Cumhuriyetimiz kaçıncı evrede?
Bugün Cumhuriyet'in 99. yıldönümünü idrak ediyoruz.
Hepinizin Cumhuriyet bayramını kutlarım.
Cumhuriyetle kavgalı bir toplum değiliz. Ama kuruluş aşamasından itibaren birkaç cumhuriyet modellemesi yaşadığımızın farkında olmayan ve cumhuriyeti sık sık ‘Batılılaşma’ ile çokça da ‘demokrasi’ ile karıştıran bir toplumuz.
Sokaktan geçen elli kişiye cumhuriyeti sorsak, cumhuriyetin asıl ayırt edici niteliğini söyleyemez.
Kimi "Cumhuriyet olmasaydı kadın hakları olmazdı" der.
Kimi “Cumhuriyet olmasaydı demokrasi olmazdı, kendi kendimizi yönetemezdik” der.

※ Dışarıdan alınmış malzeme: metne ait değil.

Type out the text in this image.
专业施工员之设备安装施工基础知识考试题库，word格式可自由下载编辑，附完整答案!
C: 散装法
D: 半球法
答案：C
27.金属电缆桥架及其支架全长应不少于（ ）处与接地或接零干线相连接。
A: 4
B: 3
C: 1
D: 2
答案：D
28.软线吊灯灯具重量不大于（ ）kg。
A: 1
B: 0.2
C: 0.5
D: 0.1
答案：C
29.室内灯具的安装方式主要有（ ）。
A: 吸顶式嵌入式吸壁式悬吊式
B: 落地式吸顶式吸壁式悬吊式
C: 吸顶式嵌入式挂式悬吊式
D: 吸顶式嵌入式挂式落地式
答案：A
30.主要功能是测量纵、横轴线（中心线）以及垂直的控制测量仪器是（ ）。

Onlara bazı Avrupa krallıklarını, İngiltere’yi ve Westminister modelini ayaküstü anlatmak da kolay olmaz.
İşin doğrusu cumhuriyet olmadan demokrasi olur. Örnek İngiltere anayasal monarşidir, kral ya da kraliçenin gücünün sınırlı olduğu iddia edilse de, uluslararası ilişkilerde aktör oldukları bilinir. Buckingham kabarık masraf listesiyle sık sık tartışma konusu olsa da, genel olarak milletin geçmişini geleceği bağlayan bir devamlılığın temsili olarak görülür.

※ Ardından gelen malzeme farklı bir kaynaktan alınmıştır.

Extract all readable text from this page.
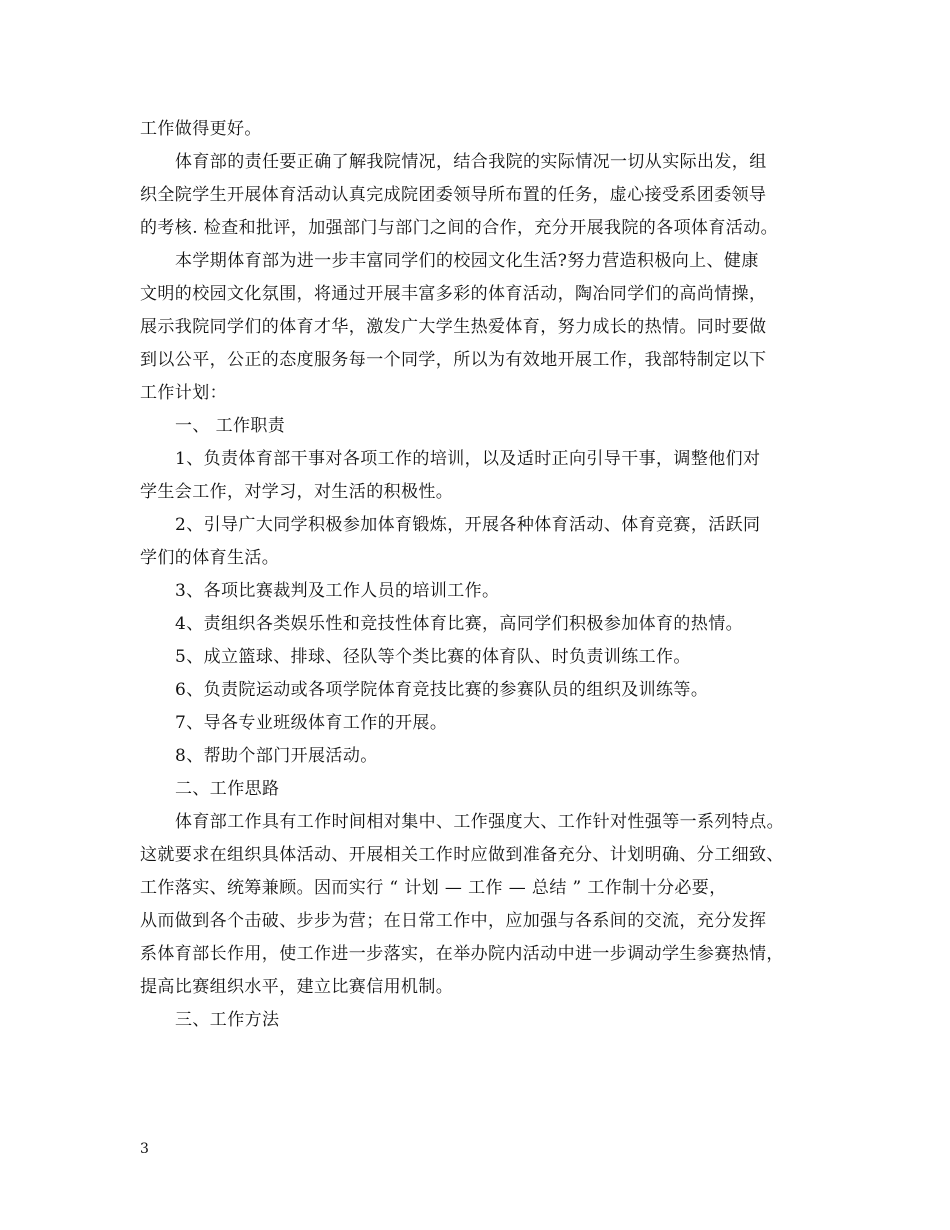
工作做得更好。
体育部的责任要正确了解我院情况，结合我院的实际情况一切从实际出发，组
织全院学生开展体育活动认真完成院团委领导所布置的任务，虚心接受系团委领导
的考核. 检查和批评，加强部门与部门之间的合作，充分开展我院的各项体育活动。
本学期体育部为进一步丰富同学们的校园文化生活?努力营造积极向上、健康
文明的校园文化氛围，将通过开展丰富多彩的体育活动，陶冶同学们的高尚情操，
展示我院同学们的体育才华，激发广大学生热爱体育，努力成长的热情。同时要做
到以公平，公正的态度服务每一个同学，所以为有效地开展工作，我部特制定以下
工作计划：
一、 工作职责
1、负责体育部干事对各项工作的培训，以及适时正向引导干事，调整他们对
学生会工作，对学习，对生活的积极性。
2、引导广大同学积极参加体育锻炼，开展各种体育活动、体育竞赛，活跃同
学们的体育生活。
3、各项比赛裁判及工作人员的培训工作。
4、责组织各类娱乐性和竞技性体育比赛，高同学们积极参加体育的热情。
5、成立篮球、排球、径队等个类比赛的体育队、时负责训练工作。
6、负责院运动或各项学院体育竞技比赛的参赛队员的组织及训练等。
7、导各专业班级体育工作的开展。
8、帮助个部门开展活动。
二、工作思路
体育部工作具有工作时间相对集中、工作强度大、工作针对性强等一系列特点。
这就要求在组织具体活动、开展相关工作时应做到准备充分、计划明确、分工细致、
工作落实、统筹兼顾。因而实行 “ 计划 — 工作 — 总结 ” 工作制十分必要，
从而做到各个击破、步步为营；在日常工作中，应加强与各系间的交流，充分发挥
系体育部长作用，使工作进一步落实，在举办院内活动中进一步调动学生参赛热情，
提高比赛组织水平，建立比赛信用机制。
三、工作方法
3
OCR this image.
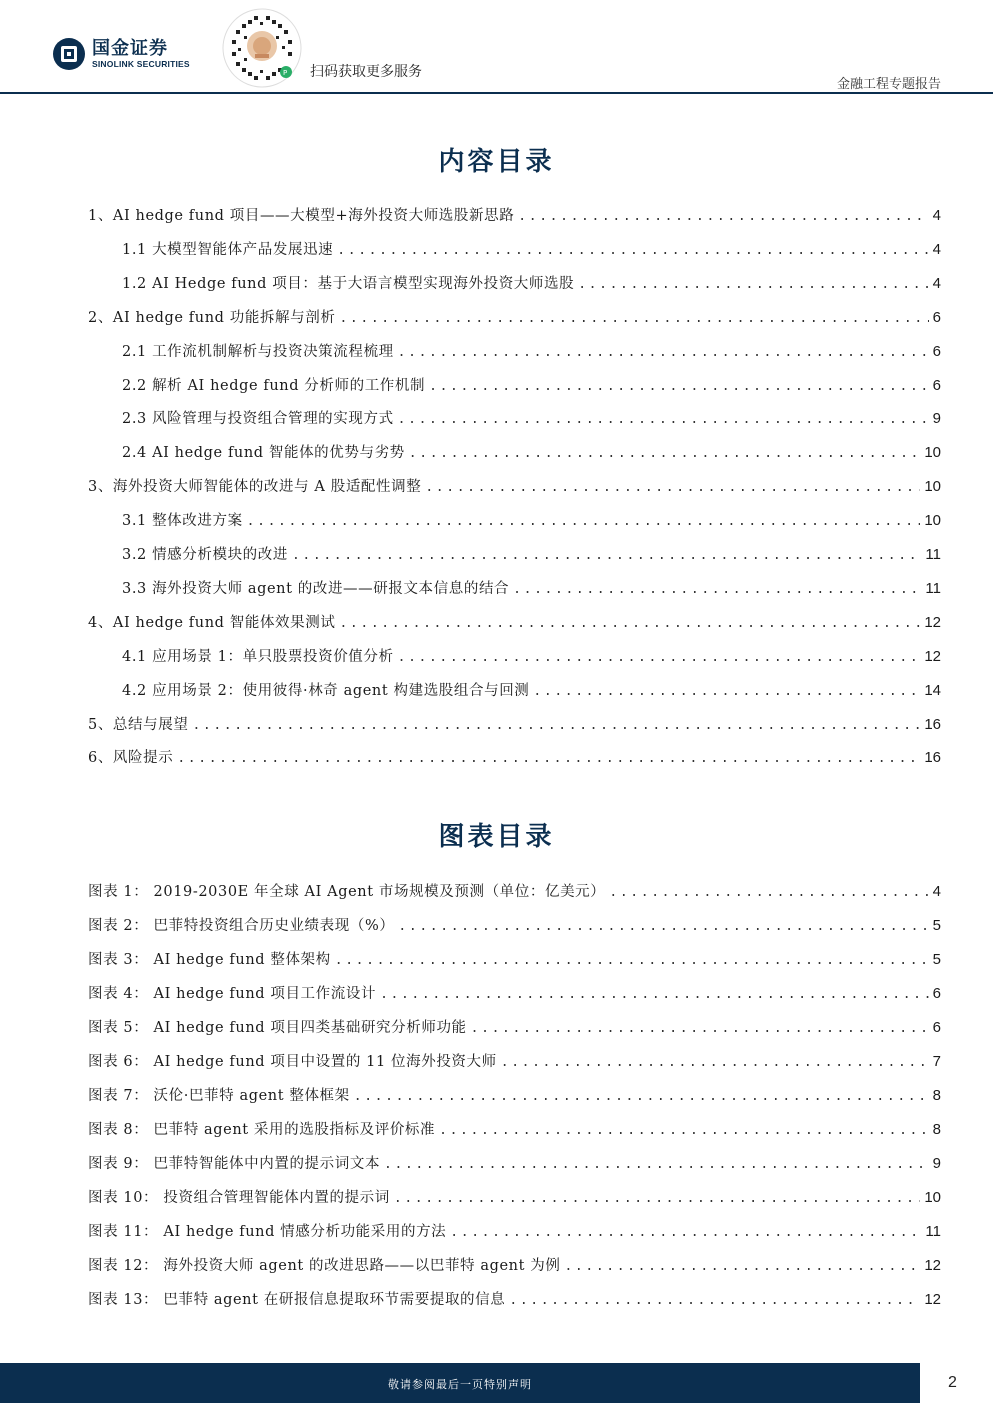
国金证券
SINOLINK SECURITIES
P 扫码获取更多服务
金融工程专题报告
内容目录
1、AI hedge fund 项目——大模型+海外投资大师选股新思路 . . .	4
1.1 大模型智能体产品发展迅速 . . .	4
1.2 AI Hedge fund 项目：基于大语言模型实现海外投资大师选股 . . .	4
2、AI hedge fund 功能拆解与剖析 . . .	6
2.1 工作流机制解析与投资决策流程梳理 . . .	6
2.2 解析 AI hedge fund 分析师的工作机制 . . .	6
2.3 风险管理与投资组合管理的实现方式 . . .	9
2.4 AI hedge fund 智能体的优势与劣势 . . .	10
3、海外投资大师智能体的改进与 A 股适配性调整 . . .	10
3.1 整体改进方案 . . .	10
3.2 情感分析模块的改进 . . .	11
3.3 海外投资大师 agent 的改进——研报文本信息的结合 . . .	11
4、AI hedge fund 智能体效果测试 . . .	12
4.1 应用场景 1：单只股票投资价值分析 . . .	12
4.2 应用场景 2：使用彼得·林奇 agent 构建选股组合与回测 . . .	14
5、总结与展望 . . .	16
6、风险提示 . . .	16
图表目录
图表 1： 2019-2030E 年全球 AI Agent 市场规模及预测（单位：亿美元） . . .	4
图表 2： 巴菲特投资组合历史业绩表现（%） . . .	5
图表 3： AI hedge fund 整体架构 . . .	5
图表 4： AI hedge fund 项目工作流设计 . . .	6
图表 5： AI hedge fund 项目四类基础研究分析师功能 . . .	6
图表 6： AI hedge fund 项目中设置的 11 位海外投资大师 . . .	7
图表 7： 沃伦·巴菲特 agent 整体框架 . . .	8
图表 8： 巴菲特 agent 采用的选股指标及评价标准 . . .	8
图表 9： 巴菲特智能体中内置的提示词文本 . . .	9
图表 10： 投资组合管理智能体内置的提示词 . . .	10
图表 11： AI hedge fund 情感分析功能采用的方法 . . .	11
图表 12： 海外投资大师 agent 的改进思路——以巴菲特 agent 为例 . . .	12
图表 13： 巴菲特 agent 在研报信息提取环节需要提取的信息 . . .	12
敬请参阅最后一页特别声明	2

İspanya, Norveç, İsveç, Danimarka, Hollanda da krallıktır, parlamenter demokrasi çerçevesinde “anayasal monarşi” ile yönetilirler. Kral'ın siyasi gücü sınırlı ve daha ziyade simgeseldir. Bu ülkeler krallığın devam ettiği ancak parlamenter demokrasinin de yaşadığı hatta şeffaflık, denetlenebilirlik, kamuoyuna hesap verebilirlik, düşünce ve ifade özgürlüğü gibi cihetlerden demokrasinin olabilecek en iyi örnekleri arasında sayılırlar.
DEMOKRASİ OLMADAN CUMHURİYET OLUR MU?
O da mümkün. Oluyor.
Bakınız İran.
İran İslam Cumhuriyeti.
İran’da devleti temsil mahiyetinde de olsa iktidarını kan ve soy bağına borçlu olan bir hükümdar yoktur. Yönetici seçimle iktidara gelir. Millet meclisi vardır ve hukuk devletidir, hayatın her alanı kanunlarla belirlenmiştir. Suçta ve cezada kanunilik ilkesi çalışır. Devletin ve toplumun ihtiyaçları yasama faaliyetinin motivasyonunu oluşturur. Ancak kanunlar dine, (şia mezhebine) ve örfe aykırı olamaz. Bu yerindelik denetimi de mollaları yasama faaliyetinin önemli bir parçası haline getirir. Kanunun uygulanışı güvenlik güçleri tarafından sağlanır ve denetlenir.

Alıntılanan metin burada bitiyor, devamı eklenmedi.